24. A method for providing status information about resuscitation efforts of a person receiving chest compressions, comprising:

sampling sounds of the body of the person to generate a soundtrack;

gating some portions of the soundtrack but not other portions of the soundtrack as determined by a gating signal that is presumed to correlate to the chest compressions;

determining a cardiovascular effect of the compressions from the gated portions of the soundtrack but not other portions; and

providing the status information based on the determined cardiovascular effect.

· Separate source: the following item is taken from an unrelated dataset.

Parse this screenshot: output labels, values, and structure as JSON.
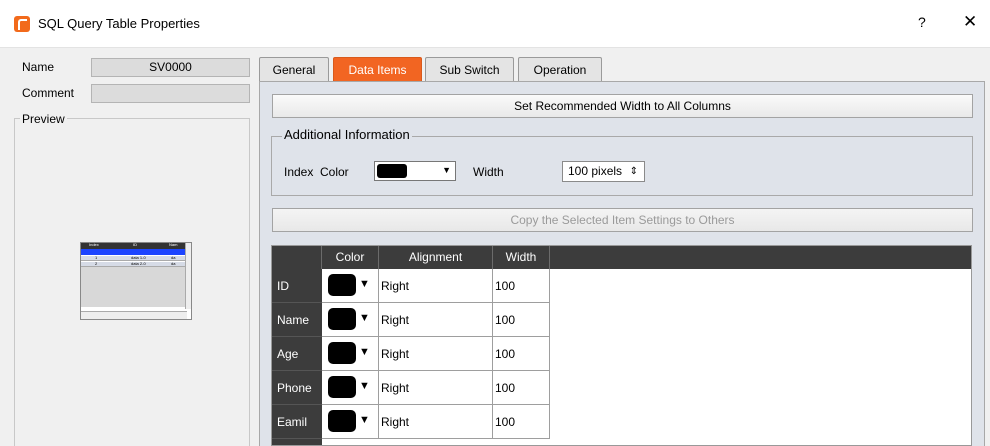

25. The method of claim 24, in which determining the cardiovascular effect comprises determining a heart valve closure of the person receiving chest compressions.

26. The method of claim 24, further comprising determining a time interval from a compression action of the compressions until the heart valve closure.

27. The method of claim 26, in which determining the cardiovascular effect comprises determining a Return of Spontaneous Circulation (ROSC) of the person receiving chest compressions.

28. The method of claim 24, in which the status information is a determination that the chest compressions are not effective for the person receiving chest compressions for a physiological reason.

29. The method of claim 24, in which the gating signal correlates with a compressing action of the compressions.

30. The method of claim 29, in which the gating signal correlates with a releasing action between two compressing actions.

31. The method of claim 24, in which the gating signal can be an electrical signal or a software value.

32. The method of claim 24, further comprising providing an indicator of the determined cardiovascular effect to a rescuer providing the chest compressions.

33. The method of claim 24, further comprising generating a gating signal presumed to be correlated with the chest compressions.

34. The method of claim 24, further comprising receiving the gating signal as issued from an automated chest compression machine.

35. The method of claim 24, further comprising:

producing an artificial sound; and

generating the gating signal based on the artificial sound.

36. The method of claim 35, in which producing an artificial sound comprises injecting the artificial sound to the person's body.

37. The method of claim 35, in which the artificial sound is substantially periodic.

38. The method of claim 35, in which the artificial sound is correlated with an action of a mechanical chest compression device that provides the chest compressions.

39. The method of claim 35, further comprising measuring a depth of the chest compressions.

40. The method of claim 24, in which the sounds are sampled by microphone.

41. The method of claim 40 in which the microphone is attached or integrated into a pad.

42. The method of claim 41, in which the pad is a monitoring pad or a defibrillation pad.

43. The method of claim 40, further comprising sampling environmental sounds.

44. The method of claim 24, further comprising analyzing the soundtrack; and

providing Cardiopulmonary Resuscitation (CPR) coaching.